The inspector didn’t stand as Logan entered, just pointed a fountain pen at an uncomfortable-looking plastic chair on the opposite side of the desk, and went back to scribbling down something in a diary. There was a second, uniformed inspector sitting on the other side of the room with his back to the wall, arms crossed, face closed. He didn’t introduce himself as Logan looked nervously about Napier’s office. The room echoed the man, everything in its place. Nothing here was without function, nothing frivolous like a photograph of his loved ones. Presuming he had any. Finishing his entry with a grim flourish, Napier looked up and flashed Logan the smallest and most insincere smile in the history of mankind.
‘Sergeant,’ he said, smoothing out a razor-sharp crease in his tailored black uniform, the buttons winking and shining away in the fluorescent lighting like tiny hypnotists’ pocket watches. ‘I want you to tell me all about PC Maitland and why he is now lying in Intensive Care.’ The inspector settled back in his chair. ‘In your own time, Sergeant.’
Logan went through the botched operation, while the silent man in the corner took notes.
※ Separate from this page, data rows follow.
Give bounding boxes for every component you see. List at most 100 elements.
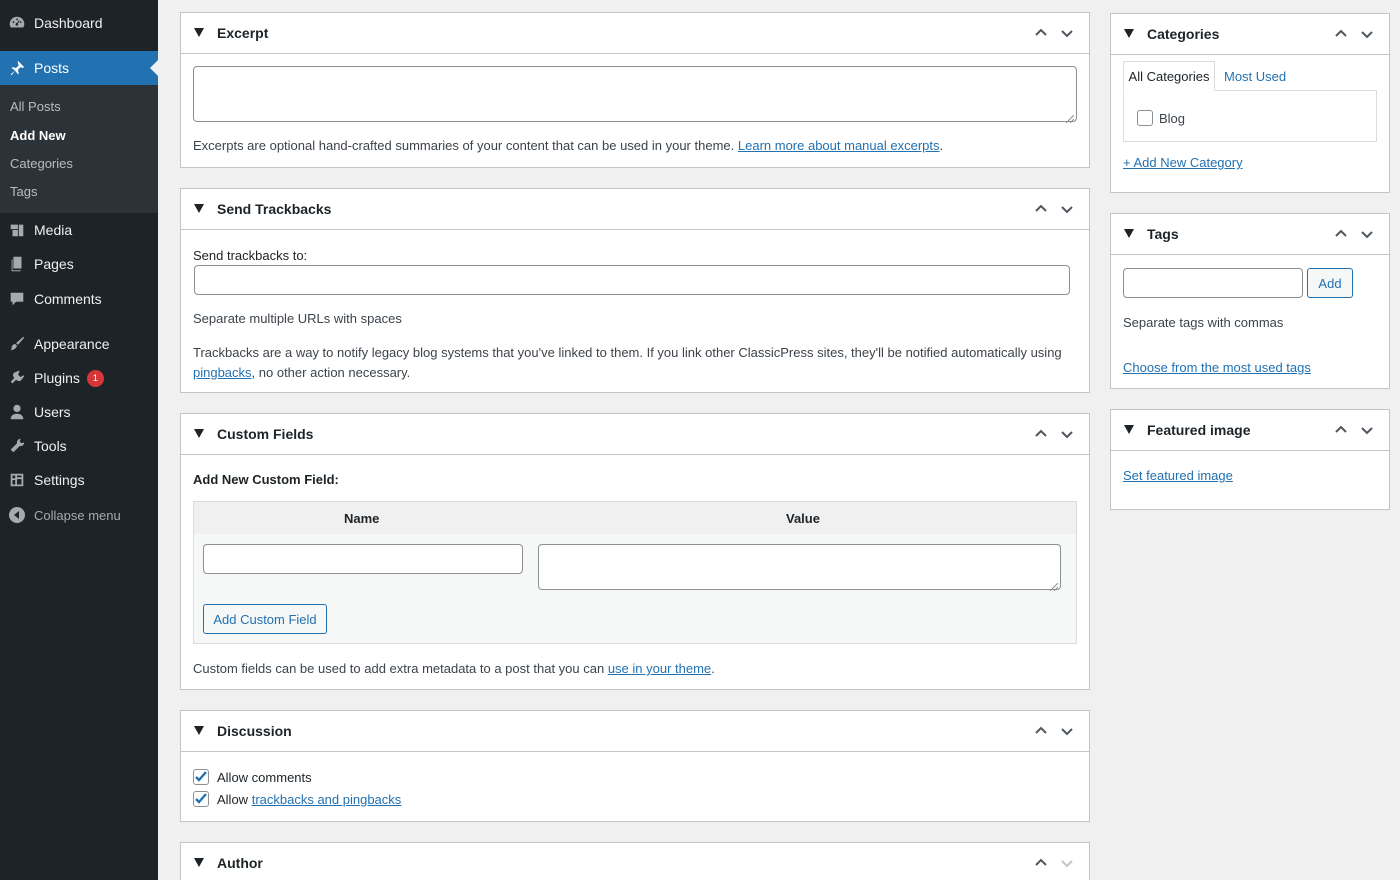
toggle-panel-icon[interactable] — [194, 28, 204, 37]
paintbrush-icon — [0, 327, 34, 361]
categories-postbox: Categories All Categories Most Used Blog… — [1110, 13, 1390, 193]
excerpt-help: Excerpts are optional hand-crafted summa… — [193, 138, 944, 153]
trackbacks-hint: Separate multiple URLs with spaces — [193, 311, 402, 326]
menu-appearance[interactable]: Appearance — [0, 327, 158, 361]
move-up-icon[interactable] — [1033, 426, 1049, 442]
update-count-badge: 1 — [86, 369, 104, 387]
postbox-header: Featured image — [1111, 410, 1389, 451]
custom-fields-help: Custom fields can be used to add extra m… — [193, 661, 715, 676]
learn-more-excerpts-link[interactable]: Learn more about manual excerpts — [738, 138, 940, 153]
add-new-category-link[interactable]: + Add New Category — [1123, 155, 1243, 170]
allow-comments-checkbox[interactable] — [193, 769, 209, 785]
column-name-header: Name — [344, 511, 380, 526]
choose-most-used-tags-link[interactable]: Choose from the most used tags — [1123, 360, 1311, 375]
menu-label: Tools — [34, 438, 67, 454]
allow-comments-label: Allow comments — [217, 770, 312, 785]
trackbacks-description: Trackbacks are a way to notify legacy bl… — [193, 345, 1062, 380]
pingbacks-link[interactable]: pingbacks — [193, 365, 252, 380]
menu-posts[interactable]: Posts — [0, 51, 158, 85]
move-down-icon[interactable] — [1059, 723, 1075, 739]
postbox-header: Discussion — [181, 711, 1089, 752]
toggle-panel-icon[interactable] — [1124, 229, 1134, 238]
postbox-title: Featured image — [1147, 422, 1251, 438]
menu-tools[interactable]: Tools — [0, 429, 158, 463]
menu-dashboard[interactable]: Dashboard — [0, 6, 158, 40]
postbox-header: Tags — [1111, 214, 1389, 255]
submenu-add-new[interactable]: Add New — [10, 128, 66, 143]
tab-all-categories[interactable]: All Categories — [1123, 61, 1215, 91]
submenu-tags[interactable]: Tags — [10, 184, 37, 199]
move-down-icon[interactable] — [1359, 226, 1375, 242]
add-custom-field-button[interactable]: Add Custom Field — [203, 604, 327, 634]
postbox-header: Categories — [1111, 14, 1389, 55]
category-blog-checkbox[interactable] — [1137, 110, 1153, 126]
toggle-panel-icon[interactable] — [194, 429, 204, 438]
menu-plugins[interactable]: Plugins 1 — [0, 361, 158, 395]
toggle-panel-icon[interactable] — [194, 858, 204, 867]
resize-handle-icon[interactable] — [1049, 579, 1059, 592]
users-icon — [0, 395, 34, 429]
comment-icon — [0, 282, 34, 316]
collapse-menu-button[interactable]: Collapse menu — [0, 498, 158, 532]
add-custom-field-label: Add New Custom Field: — [193, 472, 339, 487]
postbox-title: Excerpt — [217, 25, 269, 41]
use-in-theme-link[interactable]: use in your theme — [608, 661, 711, 676]
settings-icon — [0, 463, 34, 497]
postbox-title: Custom Fields — [217, 426, 314, 442]
move-up-icon[interactable] — [1033, 25, 1049, 41]
postbox-title: Categories — [1147, 26, 1220, 42]
add-tag-button[interactable]: Add — [1307, 268, 1353, 298]
postbox-title: Tags — [1147, 226, 1179, 242]
posts-submenu: All Posts Add New Categories Tags — [0, 85, 158, 213]
menu-pages[interactable]: Pages — [0, 247, 158, 281]
move-down-icon[interactable] — [1059, 201, 1075, 217]
pages-icon — [0, 247, 34, 281]
menu-media[interactable]: Media — [0, 213, 158, 247]
tab-most-used[interactable]: Most Used — [1224, 69, 1286, 84]
toggle-panel-icon[interactable] — [194, 726, 204, 735]
custom-field-name-input[interactable] — [203, 544, 523, 574]
move-up-icon[interactable] — [1333, 422, 1349, 438]
postbox-header: Send Trackbacks — [181, 189, 1089, 230]
submenu-categories[interactable]: Categories — [10, 156, 73, 171]
table-header — [194, 502, 1076, 534]
resize-handle-icon[interactable] — [1065, 111, 1075, 124]
menu-users[interactable]: Users — [0, 395, 158, 429]
move-down-icon[interactable] — [1059, 25, 1075, 41]
allow-trackbacks-label: Allow trackbacks and pingbacks — [217, 792, 402, 807]
trackbacks-input[interactable] — [194, 265, 1070, 295]
menu-comments[interactable]: Comments — [0, 282, 158, 316]
move-up-icon[interactable] — [1033, 855, 1049, 871]
move-down-icon[interactable] — [1059, 426, 1075, 442]
media-icon — [0, 213, 34, 247]
menu-settings[interactable]: Settings — [0, 463, 158, 497]
trackbacks-pingbacks-link[interactable]: trackbacks and pingbacks — [252, 792, 402, 807]
excerpt-textarea[interactable] — [193, 66, 1077, 124]
submenu-all-posts[interactable]: All Posts — [10, 99, 61, 114]
toggle-panel-icon[interactable] — [194, 204, 204, 213]
move-up-icon[interactable] — [1033, 201, 1049, 217]
author-postbox: Author — [180, 842, 1090, 880]
move-up-icon[interactable] — [1333, 26, 1349, 42]
move-up-icon[interactable] — [1033, 723, 1049, 739]
postbox-header: Custom Fields — [181, 414, 1089, 455]
custom-field-table: Name Value Add Custom Field — [193, 501, 1077, 644]
dashboard-icon — [0, 6, 34, 40]
featured-image-postbox: Featured image Set featured image — [1110, 409, 1390, 510]
column-value-header: Value — [786, 511, 820, 526]
plugin-icon — [0, 361, 34, 395]
toggle-panel-icon[interactable] — [1124, 29, 1134, 38]
menu-label: Dashboard — [34, 15, 103, 31]
move-down-icon[interactable] — [1359, 26, 1375, 42]
move-down-icon[interactable] — [1359, 422, 1375, 438]
postbox-title: Discussion — [217, 723, 292, 739]
postbox-header: Excerpt — [181, 13, 1089, 54]
toggle-panel-icon[interactable] — [1124, 425, 1134, 434]
move-down-icon[interactable] — [1059, 855, 1075, 871]
allow-trackbacks-checkbox[interactable] — [193, 791, 209, 807]
custom-field-value-textarea[interactable] — [538, 544, 1061, 592]
move-up-icon[interactable] — [1333, 226, 1349, 242]
set-featured-image-link[interactable]: Set featured image — [1123, 468, 1233, 483]
menu-label: Collapse menu — [34, 507, 121, 523]
new-tag-input[interactable] — [1123, 268, 1303, 298]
The anonymous tip-off: someone selling stolen electrical goods from an abandoned warehouse in Dyce. Getting the officers together, fewer than he’d wanted, but all that were available. Piling out to the warehouse in the dead of night when there was supposed to be some big delivery happening. Getting everyone into position. Watching as a grubby blue Transit Van appeared and backed up to the warehouse door. How he’d given the go to storm the building. And then how it had all started to go wrong. How PC Maitland had been shot in the shoulder and fallen from a walkway, twenty feet straight down to the concrete floor below. How someone had set off a smoke grenade and all the bad guys escaped. How, when the smoke cleared, there wasn’t a single piece of stolen property in the whole place. How they’d rushed Maitland to A&E, but the doctors didn’t expect him to live.
‘I see,’ said Napier when Logan had finished. ‘And the reason you decided to use an unarmed search team rather than trained firearms officers?’
Logan looked down at his hands. ‘Didn’t think it was necessary. Our information didn’t say anything about weapons. And it was stolen property, small stuff, nothing special. We did a full risk analysis at the briefing…’
‘And are you taking full responsibility for the entire…’ he hunted around for the right word, settling on: ‘fiasco?’